The kiosk's underlying technology, developed in China, came to the U.S. in 2007 after deployments throughout Asia, Europe and Canada.
The market potential here is large and growing.
According to a study released earlier this year by the Pew Internet Project, 62 percent of American adults use cell phones or personal digital assistants in nonvoice activities - such as sending text or e-mail messages, taking pictures or looking for maps - while away from their homes and offices. Among the 18- to 29-year-old population that advertisers covet, the figure is 73 percent.
Browsing the Web, listening to music and checking e-mail all consume battery power. Depending in part on the kind of battery and the volume and type of use, a battery might last just an hour.
In conducting due diligence on the kiosk business, Gil and Shelly trusted the evidence of their own eyes. While visiting Tulsa, Okla., the home of Take Charge Media LLC, the national distributor for the kiosks, they saw people in food court malls huddling over the charging stations with slices of pizza in hand.

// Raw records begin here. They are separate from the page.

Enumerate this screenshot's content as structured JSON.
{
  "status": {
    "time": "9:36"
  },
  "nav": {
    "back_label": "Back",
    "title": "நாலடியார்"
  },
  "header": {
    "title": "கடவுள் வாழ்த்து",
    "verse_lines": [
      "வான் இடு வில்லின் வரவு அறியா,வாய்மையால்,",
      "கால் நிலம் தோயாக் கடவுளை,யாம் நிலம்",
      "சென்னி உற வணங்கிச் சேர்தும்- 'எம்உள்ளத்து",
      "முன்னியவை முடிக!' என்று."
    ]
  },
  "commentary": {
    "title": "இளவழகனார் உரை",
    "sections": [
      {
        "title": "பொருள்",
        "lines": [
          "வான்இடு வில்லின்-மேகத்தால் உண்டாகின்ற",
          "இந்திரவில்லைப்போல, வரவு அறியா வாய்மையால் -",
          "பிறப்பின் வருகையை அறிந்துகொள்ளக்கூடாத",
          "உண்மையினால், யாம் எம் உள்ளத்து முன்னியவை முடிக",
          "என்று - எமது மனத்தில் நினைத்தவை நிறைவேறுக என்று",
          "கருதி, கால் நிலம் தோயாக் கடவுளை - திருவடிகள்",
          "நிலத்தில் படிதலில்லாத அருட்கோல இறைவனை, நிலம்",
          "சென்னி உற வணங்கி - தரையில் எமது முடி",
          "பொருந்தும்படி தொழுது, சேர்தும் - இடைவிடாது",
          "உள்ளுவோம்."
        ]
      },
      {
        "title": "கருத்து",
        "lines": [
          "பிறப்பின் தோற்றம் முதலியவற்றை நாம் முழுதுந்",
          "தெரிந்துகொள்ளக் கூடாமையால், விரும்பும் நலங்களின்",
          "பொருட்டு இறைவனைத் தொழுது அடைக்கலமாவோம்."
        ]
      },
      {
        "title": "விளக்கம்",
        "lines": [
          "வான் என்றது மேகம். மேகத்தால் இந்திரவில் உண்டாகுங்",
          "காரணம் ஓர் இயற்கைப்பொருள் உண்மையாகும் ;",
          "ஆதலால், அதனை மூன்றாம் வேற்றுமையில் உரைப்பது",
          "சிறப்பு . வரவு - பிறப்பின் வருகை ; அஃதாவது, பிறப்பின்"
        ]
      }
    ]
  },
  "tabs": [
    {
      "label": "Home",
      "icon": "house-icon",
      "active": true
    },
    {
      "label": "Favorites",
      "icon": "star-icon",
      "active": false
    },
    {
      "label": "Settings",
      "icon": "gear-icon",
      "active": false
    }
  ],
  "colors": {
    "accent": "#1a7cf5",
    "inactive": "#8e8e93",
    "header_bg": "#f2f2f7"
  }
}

They decided to get in early rather than risk missing the opportunity. Gil estimated a potential for 100 to 200 kiosks in the Denver metropolitan area. Cell Charge Colorado has surpassed the 10 installations he believes necessary to establish credibility with advertisers. The firm also has distribution rights for the rest of the state.
Describing advertising spending in the current economy as a wild card, Karpel said Cell Charge Colorado "will not do too much too quickly."
Smart phones, which combine the capabilities of cellular phones and personal digital assistants, are gaining popularity. Canalys.com Ltd., a United Kingdom-based consulting firm, said shipments of smart phones and wireless handheld devices in North America reached 20.9 million in 2007, up from 10.3 million in 2006.
That spells opportunity for Cell Charge.
"New smart phones use lots of energy," Gil said. "Batteries can't keep up."